Although epidemiological transition is generally considered to be underway in sub-Saharan Africa, health information systems in most places are insufficient for adequately tracking developments in population health, leading to major gaps in the knowledge needed to plan effective health services.

Many countries in SSA get key national health indicators from global estimation processes, rather than gathering adequate national data to understand their own situation and feed into the construction of global estimates; this is insufficient for health planning.

Very few sub-Saharan African countries currently have or are close to having effective systems for national universal civil registration and vital statistics (CRVS; registering all citizens, including births, deaths and cause of death, and using those data effectively in national statistics).

Key messages for action

Most sub-Saharan countries are unlikely to implement complete death registration with physiciancertified cause any time soon. Although this should be the long-term aim, interim solutions must use standardised verbal autopsy procedures with automated cause of death assignment.

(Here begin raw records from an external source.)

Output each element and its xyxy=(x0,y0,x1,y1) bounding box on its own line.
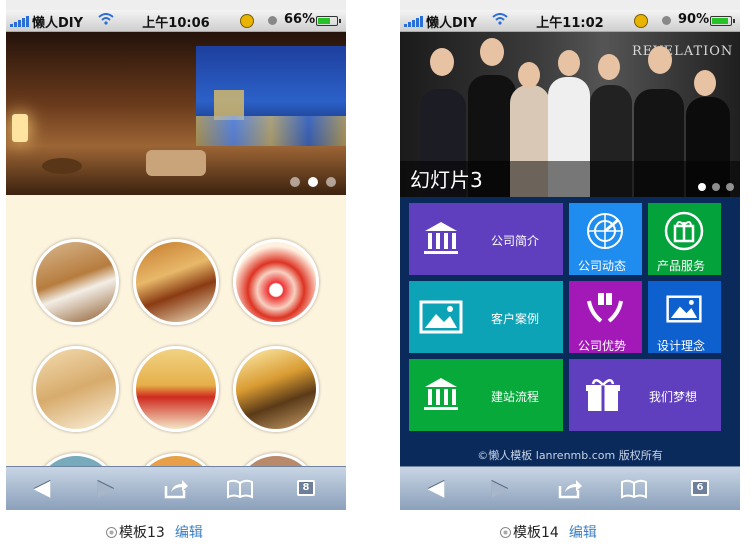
template-14-preview: 懒人DIY 上午11:02 90% REVELATION 幻灯片3 公司简介 公… xyxy=(400,0,740,510)
browser-toolbar: ◀ ▶ 6 xyxy=(400,466,740,510)
gift-icon xyxy=(586,379,620,411)
person-head xyxy=(430,48,454,76)
hands-gift-icon xyxy=(587,293,623,323)
location-icon xyxy=(240,14,254,28)
gallery-item-lobby[interactable] xyxy=(233,346,319,432)
picture-icon xyxy=(666,295,702,323)
gallery-item-room[interactable] xyxy=(33,239,119,325)
share-icon[interactable] xyxy=(156,473,196,505)
tile-label: 建站流程 xyxy=(491,390,540,404)
gallery-item-bedroom[interactable] xyxy=(133,239,219,325)
city-night-view xyxy=(196,46,346,146)
slider-dot[interactable] xyxy=(326,177,336,187)
slider-dot-active[interactable] xyxy=(698,183,706,191)
edit-link[interactable]: 编辑 xyxy=(569,525,597,541)
sync-icon xyxy=(662,16,671,25)
browser-toolbar: ◀ ▶ 8 xyxy=(6,466,346,510)
slide-caption: 幻灯片3 xyxy=(410,168,483,192)
slider-dots[interactable] xyxy=(290,177,336,187)
tile-label: 公司优势 xyxy=(578,339,627,353)
back-arrow-icon[interactable]: ◀ xyxy=(22,473,62,505)
tile-label: 公司简介 xyxy=(491,234,540,248)
tile-advantages[interactable]: 公司优势 xyxy=(569,281,642,353)
template-name: 模板13 xyxy=(119,525,165,541)
tile-products[interactable]: 产品服务 xyxy=(648,203,721,275)
gallery-item-banquet[interactable] xyxy=(233,239,319,325)
tile-label: 产品服务 xyxy=(657,259,706,273)
template-13-caption: 模板13 编辑 xyxy=(106,522,203,542)
back-arrow-icon[interactable]: ◀ xyxy=(416,473,456,505)
pages-icon[interactable]: 8 xyxy=(288,473,328,505)
template-name: 模板14 xyxy=(513,525,559,541)
bookmarks-icon[interactable] xyxy=(614,473,654,505)
person-head xyxy=(558,50,580,76)
sync-icon xyxy=(268,16,277,25)
battery-percent: 90% xyxy=(678,12,710,27)
tile-client-cases[interactable]: 客户案例 xyxy=(409,281,563,353)
person-head xyxy=(598,54,620,80)
slider-dots[interactable] xyxy=(698,183,734,191)
bank-icon xyxy=(424,378,458,410)
tile-company-intro[interactable]: 公司简介 xyxy=(409,203,563,275)
open-pages-count: 6 xyxy=(691,480,709,496)
slider-dot[interactable] xyxy=(712,183,720,191)
share-icon[interactable] xyxy=(550,473,590,505)
slider-dot[interactable] xyxy=(290,177,300,187)
tile-our-dream[interactable]: 我们梦想 xyxy=(569,359,721,431)
coffee-table xyxy=(42,158,82,174)
tile-design-concept[interactable]: 设计理念 xyxy=(648,281,721,353)
battery-icon xyxy=(710,16,735,26)
person-head xyxy=(480,38,504,66)
select-radio[interactable] xyxy=(106,527,117,538)
gallery-item-lounge[interactable] xyxy=(133,346,219,432)
photo-gallery xyxy=(6,195,346,510)
battery-icon xyxy=(316,16,341,26)
radar-icon xyxy=(587,213,623,249)
status-bar: 懒人DIY 上午11:02 90% xyxy=(400,10,740,32)
tile-label: 客户案例 xyxy=(491,312,540,326)
select-radio[interactable] xyxy=(500,527,511,538)
slider-dot[interactable] xyxy=(726,183,734,191)
bank-icon xyxy=(424,222,458,254)
template-14-caption: 模板14 编辑 xyxy=(500,522,597,542)
armchair xyxy=(146,150,206,176)
tile-label: 设计理念 xyxy=(657,339,706,353)
battery-percent: 66% xyxy=(284,12,316,27)
event-hero-slide[interactable]: REVELATION 幻灯片3 xyxy=(400,32,740,197)
bookmarks-icon[interactable] xyxy=(220,473,260,505)
person-head xyxy=(518,62,540,88)
picture-icon xyxy=(419,300,463,334)
forward-arrow-icon[interactable]: ▶ xyxy=(86,473,126,505)
forward-arrow-icon[interactable]: ▶ xyxy=(480,473,520,505)
lamp xyxy=(12,114,28,142)
person-head xyxy=(648,46,672,74)
slider-dot-active[interactable] xyxy=(308,177,318,187)
tile-company-news[interactable]: 公司动态 xyxy=(569,203,642,275)
location-icon xyxy=(634,14,648,28)
tile-label: 我们梦想 xyxy=(649,390,698,404)
hotel-hero-slide[interactable] xyxy=(6,32,346,195)
gift-icon xyxy=(664,211,704,251)
gallery-item-bathroom[interactable] xyxy=(33,346,119,432)
metro-menu: 公司简介 公司动态 产品服务 客户案例 公司优势 设计理念 建站流程 我们梦想 … xyxy=(400,197,740,466)
template-13-preview: 懒人DIY 上午10:06 66% ◀ ▶ 8 xyxy=(6,0,346,510)
pages-icon[interactable]: 6 xyxy=(682,473,722,505)
status-bar: 懒人DIY 上午10:06 66% xyxy=(6,10,346,32)
edit-link[interactable]: 编辑 xyxy=(175,525,203,541)
tile-build-process[interactable]: 建站流程 xyxy=(409,359,563,431)
person-head xyxy=(694,70,716,96)
open-pages-count: 8 xyxy=(297,480,315,496)
tile-label: 公司动态 xyxy=(578,259,627,273)
slide-caption-bar: 幻灯片3 xyxy=(400,161,740,197)
copyright-footer: ©懒人模板 lanrenmb.com 版权所有 xyxy=(477,449,663,462)
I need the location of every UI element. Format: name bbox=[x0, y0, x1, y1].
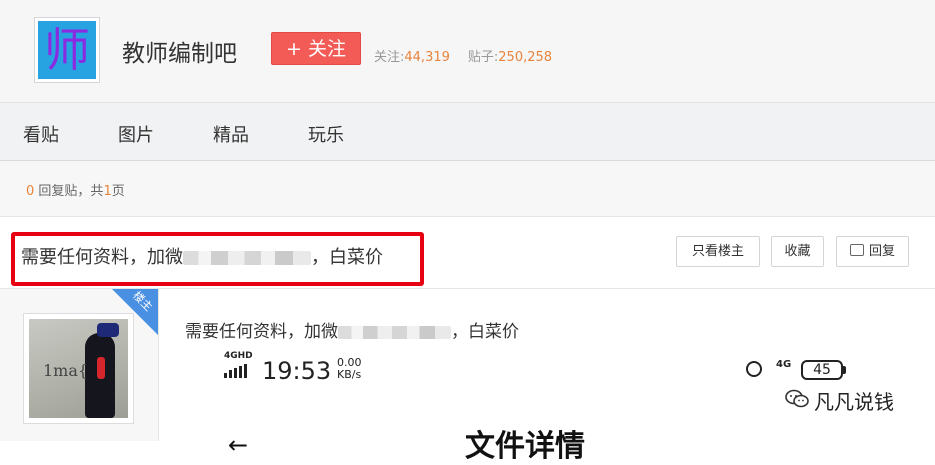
forum-tabs: 看贴 图片 精品 玩乐 bbox=[0, 102, 935, 161]
posts-count: 250,258 bbox=[498, 50, 553, 65]
network-label: 4GHD bbox=[224, 351, 253, 361]
posts-label: 贴子: bbox=[467, 50, 499, 65]
post-content: 需要任何资料，加微 ，白菜价 bbox=[185, 322, 519, 342]
page-count: 1 bbox=[103, 184, 112, 199]
back-arrow-icon: ← bbox=[228, 431, 249, 459]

A consensus is needed on a minimum essential dataset to underpin effective national health information systems in sub-Saharan Africa. Key components would include complete civil registration including verbal autopsy, populationbased documentation of major risk factors, and documentation of health service coverage for key preventive and curative measures.

A key priority across sub-Saharan Africa is the investment in national-level systems that can gather and handle health information effectively, including procedures, equipment and human resources. Countries and their international partners need to understand health status on a population-wide basis.